The so called independent commissions established in the 2010 Constitution have been starved of cash, emasculated and reduced to mere departments led by handpicked anonymous and weak individuals. The IEBC, NLC, NCIC and others don’t even have commissioners in place and there is no rush to find replacements. When the national commission on human rights (KNCHR) receives a mere 300million or 0.01 per cent of the 2019-20 budget you know that it already has one leg in the grave. The Judiciary is the only arm of government whose performance gains public approval but they remain poorly funded.

State capture is for real and that is why the so called war on corruption is going nowhere. We are in a very worrying situation and there is no bright light at the end of the tunnel. What is remarkable is that while the state has been captured it in turn has captured and enslaved the minds, souls and intelligence of the masses. The masses remain enslaved waiting for instructions from their masters of when to demonstrate, throw stones or embrace. Yesterday, there was no reason to read Katiba because Baba has read it. Today, he we need to amend it because you were told it is flawed.

But enslavement and poverty go hand in hand and many have not woken up to discover that they are tools and slaves in the political games of the rich and their God given dignity is being trampled on a daily basis by lying ethnic barons and suspicious handouts. Recall again what Harriet Tubman said, ‘I freed 1,000 slaves. I could have freed a thousand more if only they realised they were slaves.’ How long will the masses remain enslaved or what if they threw off the shackles of ethnicity, poverty and deceit and proclaimed their liberation! Perhaps we might recall what former Chief Justice Willy Mutunga said in Limuru on July 7: In August 2010, we gave birth to a beautiful child, but ever since the child has been trafficked and defiled by the political class. Instead of protecting and safeguarding the baby, it is being kicked around like a football.

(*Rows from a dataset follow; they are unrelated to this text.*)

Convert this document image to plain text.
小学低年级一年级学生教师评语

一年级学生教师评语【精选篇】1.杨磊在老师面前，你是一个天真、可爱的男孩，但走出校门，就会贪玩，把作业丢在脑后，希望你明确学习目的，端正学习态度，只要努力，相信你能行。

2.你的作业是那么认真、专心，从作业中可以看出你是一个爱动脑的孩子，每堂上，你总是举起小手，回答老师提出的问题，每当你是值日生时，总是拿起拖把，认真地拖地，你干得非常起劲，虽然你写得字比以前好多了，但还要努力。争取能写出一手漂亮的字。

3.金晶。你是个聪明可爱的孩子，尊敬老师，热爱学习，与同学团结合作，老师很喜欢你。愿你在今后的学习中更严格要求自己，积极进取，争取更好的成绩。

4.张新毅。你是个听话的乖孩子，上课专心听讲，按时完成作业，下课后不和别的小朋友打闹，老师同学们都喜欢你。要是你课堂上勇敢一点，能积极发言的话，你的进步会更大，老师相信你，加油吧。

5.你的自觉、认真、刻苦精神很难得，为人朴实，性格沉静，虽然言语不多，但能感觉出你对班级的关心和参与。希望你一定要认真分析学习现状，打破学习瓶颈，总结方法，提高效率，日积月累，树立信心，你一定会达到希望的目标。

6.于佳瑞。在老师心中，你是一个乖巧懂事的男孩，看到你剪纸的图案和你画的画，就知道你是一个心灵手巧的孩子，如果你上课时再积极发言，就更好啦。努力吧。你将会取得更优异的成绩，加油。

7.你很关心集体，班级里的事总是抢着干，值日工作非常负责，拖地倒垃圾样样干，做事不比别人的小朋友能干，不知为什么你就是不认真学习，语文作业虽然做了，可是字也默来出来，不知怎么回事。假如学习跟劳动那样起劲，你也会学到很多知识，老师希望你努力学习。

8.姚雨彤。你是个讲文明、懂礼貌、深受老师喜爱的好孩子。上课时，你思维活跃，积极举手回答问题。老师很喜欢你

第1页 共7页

The public are being hounded into a referendum that they didn’t ask for. There seems an inevitability about the vote and its outcome yet that is part of the enslavement culture. Resignation it would appear is about accepting what you cannot change. But why not change and challenge what you can no longer accept! Another way is possible and the campaign to Save Lamu just demonstrated that. That can be replicated on national issues as masses resist state capture. Alternatively, citizens may choose to remain in enslavement. But at a price!